The inverse square law states that the intensity of light (illuminance) from a point source is inversely proportional to the square of the distance from that source. Double the distance and the light spreads over four times the area, so the intensity drops to one quarter. This universal physics principle applies to photography lighting, stage and studio setups, solar panels, radiation, and sound.

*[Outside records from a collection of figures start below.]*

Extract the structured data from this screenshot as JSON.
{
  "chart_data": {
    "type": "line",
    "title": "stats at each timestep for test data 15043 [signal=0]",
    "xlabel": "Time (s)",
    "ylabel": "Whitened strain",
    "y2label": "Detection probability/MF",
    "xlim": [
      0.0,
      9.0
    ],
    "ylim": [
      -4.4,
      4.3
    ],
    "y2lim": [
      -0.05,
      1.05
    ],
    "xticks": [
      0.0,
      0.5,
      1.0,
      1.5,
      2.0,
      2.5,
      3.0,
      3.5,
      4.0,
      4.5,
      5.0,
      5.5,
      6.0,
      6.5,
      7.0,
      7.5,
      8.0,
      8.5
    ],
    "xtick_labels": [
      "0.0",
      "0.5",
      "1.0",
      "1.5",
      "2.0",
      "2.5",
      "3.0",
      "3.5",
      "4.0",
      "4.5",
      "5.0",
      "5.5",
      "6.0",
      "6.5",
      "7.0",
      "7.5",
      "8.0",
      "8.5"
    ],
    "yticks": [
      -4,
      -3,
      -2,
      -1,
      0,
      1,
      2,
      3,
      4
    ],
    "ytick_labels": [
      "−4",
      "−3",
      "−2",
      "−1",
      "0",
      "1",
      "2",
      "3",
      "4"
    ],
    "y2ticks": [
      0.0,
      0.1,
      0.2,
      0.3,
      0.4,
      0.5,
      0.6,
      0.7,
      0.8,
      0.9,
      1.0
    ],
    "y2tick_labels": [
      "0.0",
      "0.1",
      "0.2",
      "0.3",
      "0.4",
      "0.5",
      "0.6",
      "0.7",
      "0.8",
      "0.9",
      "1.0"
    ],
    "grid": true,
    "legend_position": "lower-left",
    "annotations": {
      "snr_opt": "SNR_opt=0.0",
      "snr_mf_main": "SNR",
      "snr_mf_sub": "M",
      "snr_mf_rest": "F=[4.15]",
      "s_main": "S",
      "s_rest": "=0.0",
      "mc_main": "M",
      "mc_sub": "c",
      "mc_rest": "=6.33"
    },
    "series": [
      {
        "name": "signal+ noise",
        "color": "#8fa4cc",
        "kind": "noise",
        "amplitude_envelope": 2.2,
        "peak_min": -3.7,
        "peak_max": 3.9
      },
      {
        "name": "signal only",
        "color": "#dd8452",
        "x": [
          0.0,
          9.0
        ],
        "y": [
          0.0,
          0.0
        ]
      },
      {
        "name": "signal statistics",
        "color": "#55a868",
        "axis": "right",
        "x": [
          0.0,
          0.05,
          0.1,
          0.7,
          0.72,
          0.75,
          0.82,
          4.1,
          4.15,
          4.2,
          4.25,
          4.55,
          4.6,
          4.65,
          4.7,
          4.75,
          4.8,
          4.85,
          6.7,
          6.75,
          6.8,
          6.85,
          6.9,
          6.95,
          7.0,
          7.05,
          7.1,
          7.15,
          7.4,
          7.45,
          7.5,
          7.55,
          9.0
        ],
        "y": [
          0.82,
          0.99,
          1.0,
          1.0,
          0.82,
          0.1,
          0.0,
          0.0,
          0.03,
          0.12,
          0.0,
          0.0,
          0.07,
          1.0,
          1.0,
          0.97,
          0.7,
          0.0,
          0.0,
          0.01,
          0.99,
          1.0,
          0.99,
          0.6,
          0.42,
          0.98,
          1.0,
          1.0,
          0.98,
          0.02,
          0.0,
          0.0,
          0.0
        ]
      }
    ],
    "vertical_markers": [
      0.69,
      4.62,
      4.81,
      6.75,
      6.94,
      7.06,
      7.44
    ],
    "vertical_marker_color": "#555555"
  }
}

How to Use This Calculator
Enter the known light intensity E₁ (in lux) measured at distance d₁ (in meters), then enter the new distance d₂ where you want to know the intensity. The calculator instantly returns E₂, the intensity at the new distance, using the inverse square law.
The Formula Explained
The relationship is $$E_2 = \text{E}_1\ (\text{lux}) \times \left(\frac{\text{d}_1\ (\text{m})}{\text{d}_2\ (\text{m})}\right)^{2}$$ Here E₁ is the original intensity, d₁ the original distance, and d₂ the new distance. Because the distance term is squared, small changes in distance cause large changes in intensity. Moving a light three times farther away reduces brightness to one-ninth.
Worked Example
Suppose a lamp produces 1000 lux at 1 meter. What is the intensity at 2 meters? $$E_2 = 1000 \times \left(\frac{1}{2}\right)^{2} = 1000 \times 0.25 = \mathbf{250\ \text{lux}}$$ The intensity is one quarter of the original, exactly as the law predicts.
FAQ
Does this work for any unit of intensity? Yes — as long as E₁ and the result use the same unit (lux, W/m², candela-based values), the ratio is dimensionless.
Why does the distance get squared? Light from a point source spreads over the surface of an expanding sphere whose area grows as the square of its radius, so intensity per unit area drops by the square.
Does it apply to lasers or large light panels? The law is exact for point sources. For collimated lasers or extended panels the falloff is gentler near the source, but it approaches inverse-square behavior at larger distances.